Depuis les différentes interventions de la médiatrice, le médecin, désormais plus vigilant, tente de bien faire comprendre le rôle des différentes structures médicales en France, à l’aide d’un traducteur s’il le faut. La famille malienne, quand à elle, se souvient que la PMI n’est pas le dispensaire et qu’il faut envoyer son enfant à l’hôpital pour les soins.
Parfois, la migration crée des situations de tension qui provoquent des conflits non seulement avec la société d’accueil mais aussi dans la famille. C’est le cas de cette jeune femme subissant les violences de son mari originaire du Zaïre et sans travail. L’assistant social juge, sans rencontrer le mari, que cette violence est pathologique et propose un placement. La médiatrice rencontre alors le mari qui vit très mal le fait de ne pas pouvoir faire reconnaître ses diplômes en France, d’être au chômage et de ne pas être consulté lors des décisions qui concernent sa famille.
La médiatrice s’épaule alors d’un sage d’Afrique de l’Ouest qui explique à ce mari déboussolé par sa situation en France les valeurs communes au continent africain. "Pour être respecté il faut d’abord respecter les siens en s’assurant de leur sécurité matérielle" déclare t-il en lui suggérant de rechercher activement du travail même si celui-ci ne correspond pas à son niveau d’étude. Le mari suivra les conseils du sage et retrouvera rapidement du travail et la considération de ses proches, ce qui lui fera abandonner progressivement toute violence. Comment l’assistante sociale comprendra t-elle que le mari a pu cesser d’être violent alors qu’elle ne connaît ni les facteurs sociaux (la migration et le chômage)ni les facteurs culturels (le rôle du père)qui sont à l’origine de cette situation ?
Ceci montre la difficulté de mener à bien une médiation car cette dernière doit réguler les interactions entre toutes les parties en présence et ne doit pas se contenter de rétablir le dialogue entre plusieurs membres d’une famille. Ce travail devra donc se faire également du médiateur vers l’assistants sociale pour que la communication soit restaurée non seulement dans la famille mais aussi entre la famille et l’environnement social et institutionnel.
Cette complexité grandissante de notre société est source de conflit avec divers services de l’Etat, et notamment avec les services sociaux, qui sont en fait peu préparés à affronter de telles situations. Qui plus est, ils sont partie prenante du conflit qu’ils provoquent parfois. Ils n’ont donc pas la bonne position pour aborder les difficultés ou le conflit. C’est pourquoi certains travailleurs sociaux décident de faire appel à un tiers extérieur à la communauté d’origine concernée et extérieur au service social également, et qui va permettre à des individus ou des groupes de mieux comprendre leur univers réciproque de codes, valeurs, comportements... Extérieur aux parties et sans mandat si ce n’est celui créé par la volonté propre et libre de chaque demandeur de médiation, il tente par sa présence de replacer chaque interlocuteur dans une position d’égalité, de responsabilité et d’écoute.

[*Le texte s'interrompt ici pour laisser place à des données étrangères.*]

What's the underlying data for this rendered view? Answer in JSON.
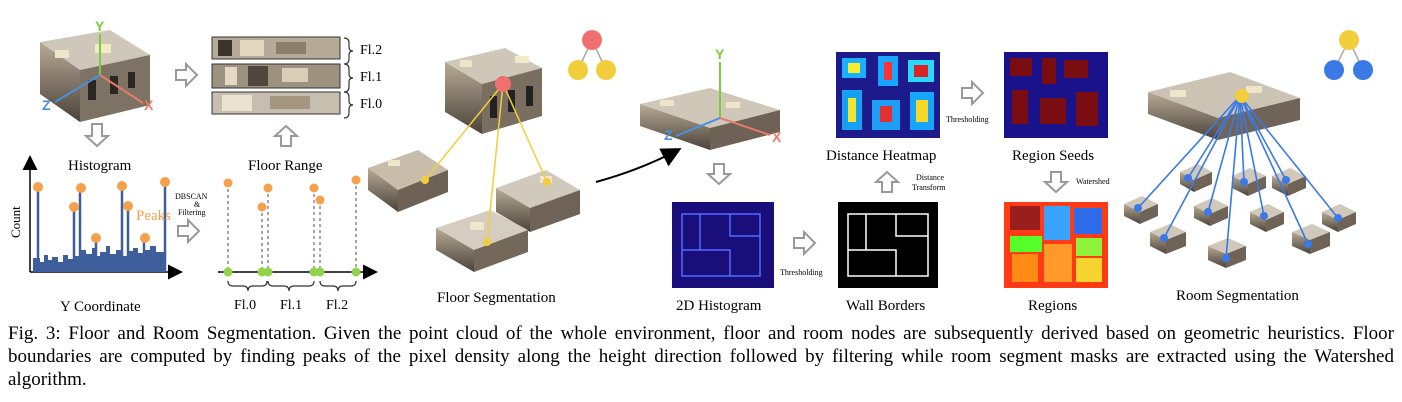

La médiation interculturelle intervient particulièrement au niveau de l’intégration des populations issues de l’immigration. Le médiateur tentera alors d’améliorer la compréhension et la communication des deux parties pour qu’elles trouvent elles mêmes une troisième voie à leur conflit et ne se retranchent pas vers des solutions toutes faites qui prolongeraient un statu quo stérile. Mais le médiateur interculturel n’a pas vocation à trouver des alternatives qu’il proposerait lui même aux parties afin qu’elles aboutissent à un accord. Sa tâche est de rendre l’assistanat inutile et non pas de le conforter. Le médiateur n’est pas celui qui fait passer la pilule plus facilement grâce à la confiance qu’il a obtenue. C’est un empêcheur de tourner en rond qui doit, avec toute son honnêteté et le respect de la déontologie de cette fonction, résister à toutes les tentatives des parties d’user de leur pouvoirs et ainsi de ne pas prendre leurs responsabilités. Cette fermeté est trop souvent négligée, voire ignorée par des acteurs de terrain qui s’autoproclament médiateurs alors qu’ils ne sont, en réalité, que des assistants sociaux bis qui font plus de mal que de bien.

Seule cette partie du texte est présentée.